Colgate-Palmolive announces record profits on continued sales growth

The world’s leading oral care player, Colgate Palmolive, has announced continued steady sales growth and record profits for its second quarter.

Global sales increased by 2.0 per cent to $3.81bn (€2.92bn), a figure that was negatively impacted by currency translations by 1.5 per cent, while organic sales grew by 3.5 per cent.

Net income increased by 7 per cent during the quarter to reach a record figure of $603m, compared to $562m in the corresponding quarter last year.

Operating profit increases

The company said that operating profit also increased by 7 per cent to $948 million during the quarter, compared to $887 million in second quarter 2009. This represented an increase to 24.9 per cent from 23.7 per cent as a percentage to sales.

“Overall, we are very pleased to have delivered solid results this quarter, despite heightened competitive activity and difficult economic conditions around the world,” said Ian Cook, Colgate Palmolive CEO and president.

The company also said that its share of the global toothpaste market strengthened to 44.4 per cent in the 12 month period, a performance that was led by gains in Brazil, China, India, Russia, Venezuela, France and the United Kingdom.

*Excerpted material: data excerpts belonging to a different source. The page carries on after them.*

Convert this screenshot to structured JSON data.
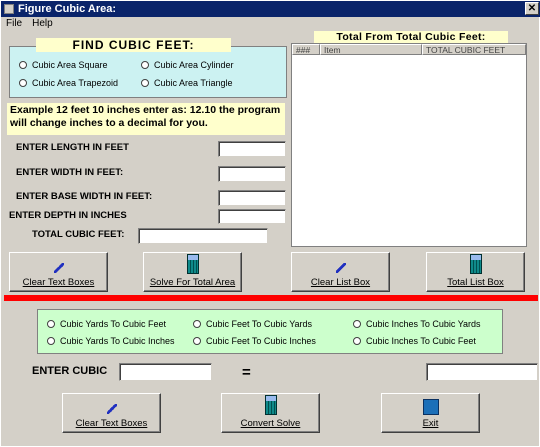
{
  "window": {
    "title": "Figure Cubic Area:",
    "close": "✕"
  },
  "menu": [
    "File",
    "Help"
  ],
  "find": {
    "heading": "FIND CUBIC FEET:",
    "options": [
      "Cubic Area Square",
      "Cubic Area Cylinder",
      "Cubic Area Trapezoid",
      "Cubic Area Triangle"
    ]
  },
  "example": "Example 12 feet 10 inches enter as: 12.10  the program will change inches to a decimal for you.",
  "fields": {
    "length": "ENTER LENGTH IN FEET",
    "width": "ENTER  WIDTH  IN FEET:",
    "base": "ENTER  BASE WIDTH  IN  FEET:",
    "depth": "ENTER  DEPTH  IN  INCHES",
    "total": "TOTAL  CUBIC FEET:"
  },
  "totals": {
    "heading": "Total From Total Cubic  Feet:",
    "columns": [
      "###",
      "Item",
      "TOTAL CUBIC FEET"
    ]
  },
  "buttons_top": [
    "Clear Text Boxes",
    "Solve For Total Area",
    "Clear List Box",
    "Total List Box"
  ],
  "convert": {
    "options": [
      "Cubic Yards To Cubic Feet",
      "Cubic Feet To Cubic  Yards",
      "Cubic Inches To Cubic Yards",
      "Cubic Yards To Cubic Inches",
      "Cubic Feet To Cubic Inches",
      "Cubic Inches To Cubic Feet"
    ],
    "enter_label": "ENTER CUBIC",
    "equals": "="
  },
  "buttons_bottom": [
    "Clear Text Boxes",
    "Convert Solve",
    "Exit"
  ],
  "colors": {
    "titlebar": "#0a246a",
    "panel": "#ccf2f2",
    "green": "#ccffcc",
    "yellow": "#ffffcc",
    "red": "#ff0000"
  }
}
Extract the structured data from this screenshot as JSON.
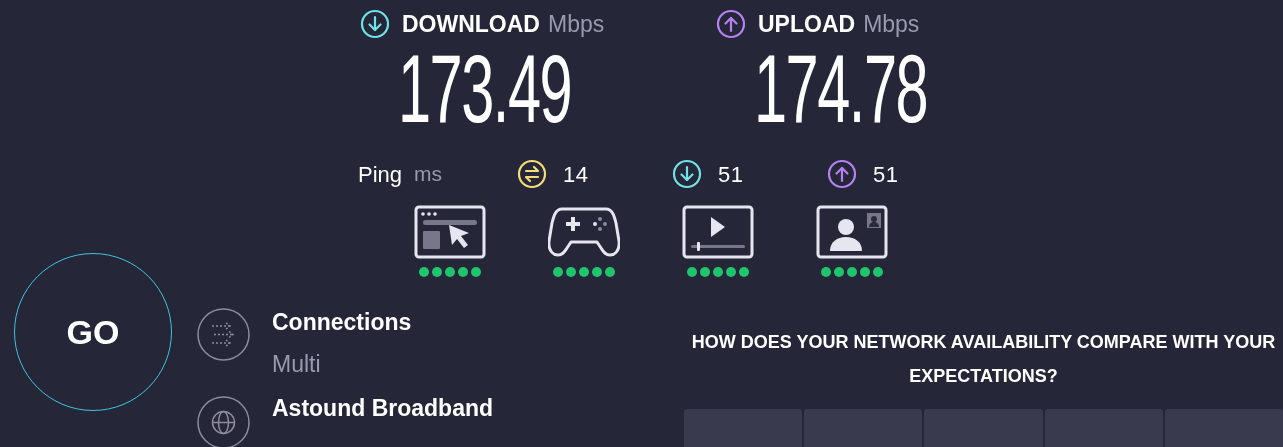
{
  "download": {
    "label": "DOWNLOAD",
    "unit": "Mbps",
    "value": "173.49"
  },
  "upload": {
    "label": "UPLOAD",
    "unit": "Mbps",
    "value": "174.78"
  },
  "ping": {
    "label": "Ping",
    "unit": "ms",
    "readings": [
      {
        "kind": "idle",
        "value": "14"
      },
      {
        "kind": "download",
        "value": "51"
      },
      {
        "kind": "upload",
        "value": "51"
      }
    ]
  },
  "activities": [
    {
      "kind": "browsing",
      "stars": 5
    },
    {
      "kind": "gaming",
      "stars": 5
    },
    {
      "kind": "streaming",
      "stars": 5
    },
    {
      "kind": "video_call",
      "stars": 5
    }
  ],
  "go_button": "GO",
  "connections": {
    "label": "Connections",
    "value": "Multi"
  },
  "provider": {
    "name": "Astound Broadband"
  },
  "survey": {
    "question": "HOW DOES YOUR NETWORK AVAILABILITY COMPARE WITH YOUR EXPECTATIONS?"
  }
}
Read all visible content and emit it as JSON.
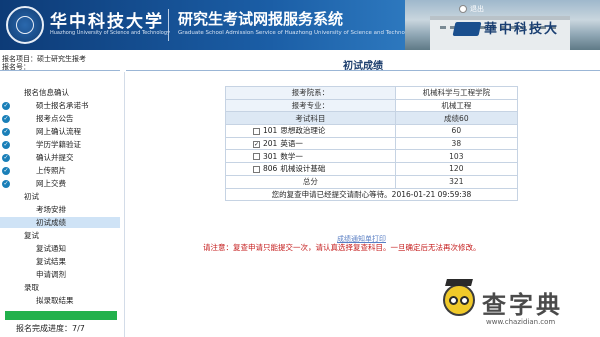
{
  "header": {
    "university_cn": "华中科技大学",
    "university_en": "Huazhong University of Science and Technology",
    "system_cn": "研究生考试网报服务系统",
    "system_en": "Graduate School Admission Service of Huazhong University of Science and Technology",
    "logout_label": "退出",
    "calligraphy": "華中科技大",
    "colors": {
      "primary": "#1b5ea6",
      "dark": "#0d3b77"
    }
  },
  "applicant": {
    "project_label": "报名项目：",
    "project_value": "硕士研究生报考",
    "regno_label": "报名号："
  },
  "page_title": "初试成绩",
  "sidebar": {
    "items": [
      {
        "label": "报名信息确认",
        "done": false,
        "indent": 0
      },
      {
        "label": "硕士报名承诺书",
        "done": true,
        "indent": 1
      },
      {
        "label": "报考点公告",
        "done": true,
        "indent": 1
      },
      {
        "label": "网上确认流程",
        "done": true,
        "indent": 1
      },
      {
        "label": "学历学籍验证",
        "done": true,
        "indent": 1
      },
      {
        "label": "确认并提交",
        "done": true,
        "indent": 1
      },
      {
        "label": "上传照片",
        "done": true,
        "indent": 1
      },
      {
        "label": "网上交费",
        "done": true,
        "indent": 1
      },
      {
        "label": "初试",
        "done": false,
        "indent": 0
      },
      {
        "label": "考场安排",
        "done": false,
        "indent": 1
      },
      {
        "label": "初试成绩",
        "done": false,
        "indent": 1,
        "active": true
      },
      {
        "label": "复试",
        "done": false,
        "indent": 0
      },
      {
        "label": "复试通知",
        "done": false,
        "indent": 1
      },
      {
        "label": "复试结果",
        "done": false,
        "indent": 1
      },
      {
        "label": "申请调剂",
        "done": false,
        "indent": 1
      },
      {
        "label": "录取",
        "done": false,
        "indent": 0
      },
      {
        "label": "拟录取结果",
        "done": false,
        "indent": 1
      }
    ],
    "progress_label": "报名完成进度：",
    "progress_value": "7/7",
    "progress_fraction": 1.0,
    "check_icon": "check-circle-icon"
  },
  "score_table": {
    "dept_label": "报考院系：",
    "dept_value": "机械科学与工程学院",
    "major_label": "报考专业：",
    "major_value": "机械工程",
    "subject_header": "考试科目",
    "score_header": "成绩60",
    "subjects": [
      {
        "code": "101",
        "name": "思想政治理论",
        "score": "60",
        "checked": false
      },
      {
        "code": "201",
        "name": "英语一",
        "score": "38",
        "checked": true
      },
      {
        "code": "301",
        "name": "数学一",
        "score": "103",
        "checked": false
      },
      {
        "code": "806",
        "name": "机械设计基础",
        "score": "120",
        "checked": false
      }
    ],
    "total_label": "总分",
    "total_value": "321",
    "status_message": "您的复查申请已经提交请耐心等待。2016-01-21 09:59:38"
  },
  "print_link": "成绩通知单打印",
  "notice": "请注意：复查申请只能提交一次，请认真选择复查科目。一旦确定后无法再次修改。",
  "watermark": {
    "text": "查字典",
    "url": "www.chazidian.com"
  }
}
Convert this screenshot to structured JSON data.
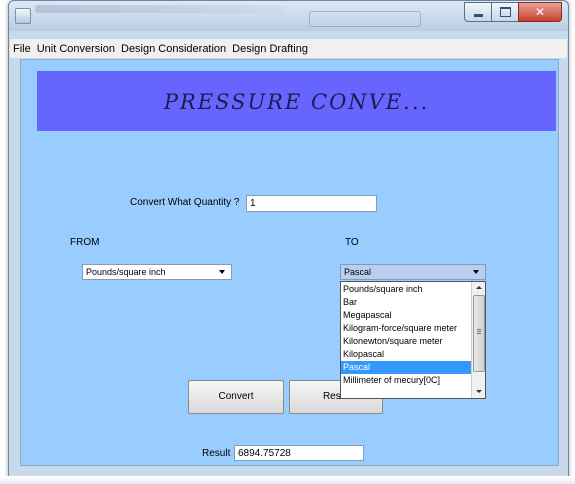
{
  "menu": [
    "File",
    "Unit Conversion",
    "Design Consideration",
    "Design Drafting"
  ],
  "banner": {
    "title": "PRESSURE  CONVE..."
  },
  "form": {
    "quantity_label": "Convert What Quantity ?",
    "quantity_value": "1",
    "from_label": "FROM",
    "to_label": "TO",
    "from_selected": "Pounds/square inch",
    "to_selected": "Pascal",
    "result_label": "Result",
    "result_value": "6894.75728"
  },
  "buttons": {
    "convert": "Convert",
    "reset": "Reset"
  },
  "to_options": [
    "Pounds/square inch",
    "Bar",
    "Megapascal",
    "Kilogram-force/square meter",
    "Kilonewton/square meter",
    "Kilopascal",
    "Pascal",
    "Millimeter of mecury[0C]"
  ],
  "highlighted_option": "Pascal",
  "colors": {
    "content_bg": "#99ccff",
    "banner_bg": "#6666ff",
    "selection": "#3399ff"
  },
  "icons": [
    "app-icon",
    "minimize-icon",
    "maximize-icon",
    "close-icon",
    "chevron-down-icon"
  ]
}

Venezuela volatility impacts results

However, the company does continue to be impacted by currency devaluation in Venezuela, compounded by the fact that the country’s economy remains volatile, a situation that is likely to marginally impact share dividends for the full year.

On a regional basis, North America sales represented 20 per cent of the group revenues and rose by 4.5 per cent, driven by sales of new product launches including Colgate Triple Action, ProClinical and Max White toothpaste.

In Latin America sales represented 28 per cent of total revenues and grew by 0.5 per cent, a figure that was significantly impacted by the Venezuela market.

China, Russia and India lead the way

In the Europe and South Pacific region, sales accounted for 20 per cent of the group revenues and increased by 2.5 per cent on share gains in key markets including France, Italy, Poland and the UK.

In the Greater Asia and Africa region, sales accounted for 19 per cent of the group revenues and grew by 14.0 per cent and 11.5 per cent respectively, with Russia, China and India earmarked as particular growth drivers.

Looking ahead to the full year results, the company said that, putting aside the problems in the Venezuela market, it was expecting to achieve significant gains in gross profit margin, helping it to attain double digit earnings per share growth, year-on-year.